The cost of composite windows varies greatly depending on the type of materials used, but most fall between $350 and $1,200 on average per window. 

Whether you choose a frame that is manufactured using aluminum and wood or one that uses vinyl and wood, the material is incredibly stable and energy-efficient. Another benefit of composite window frames is that they don’t require regular maintenance, so you can still get that wooden aesthetic without the price tag that comes with routine care. 

Keep in mind that you’ll pay more than aluminum or vinyl frames if you’re hoping to have a strong, long-lasting composite frame.
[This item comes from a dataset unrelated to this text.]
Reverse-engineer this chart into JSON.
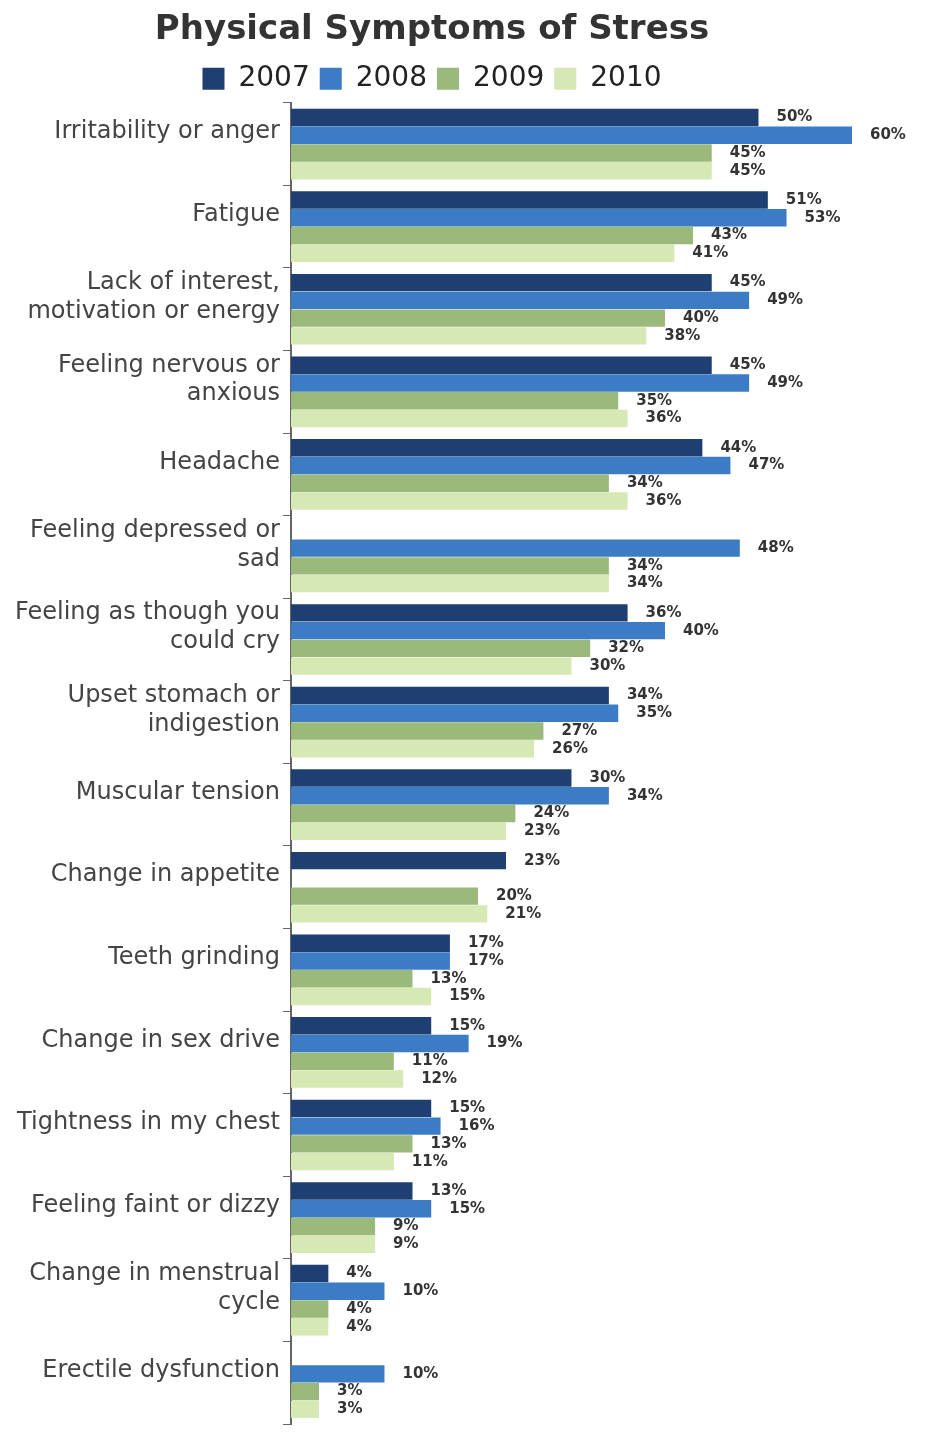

6. Wood-Clad Window Frames

Wood-clad or clad wood windows are similar to composite windows in that they use a combination of wood and other materials. Unlike composite windows, however, wood-clad frames have solid wood on the innermost part. The outer part usually contains aluminum, vinyl, or fiberglass. Expect to pay between $250 to $2,000 per window on average. Wood-clad frames that use fiberglass as an outer material will cost more than frames that use more affordable options, like vinyl.

Just like with your composite frames, wood-clad frames offer a good combination of strengths. You get that natural wood coming in from the inside, a strong outer component, and sound insulation. 

At the same time, you will still need to do some maintenance work by ensuring the interior wood is in tip-top shape over time. Maintenance includes refinishing the wood and potentially repainting the window frame—or replacing it, if needed.

In some cases, you might need to replace the inner wood or the glass itself. A local window glass installing pro can help you factor in costs and make the best decisions for your windows.

7. Steel Frames

Steel windows are a durable and long-lasting choice that some owners love. In addition to their strength, steel windows have a sleek and distinctive look that really sets them apart. On top of that, steel windows come in a lot more colors than typical metallic ones. Red, blue, white, black—the choice is yours. You can ask your window manufacturer what type of color they offer. Installing steel windows costs a little more than standard vinyl or wood window frames. They run about $950 on average, though the price can range between $400 and $1,500 depending on how many steel windows you need, and their size.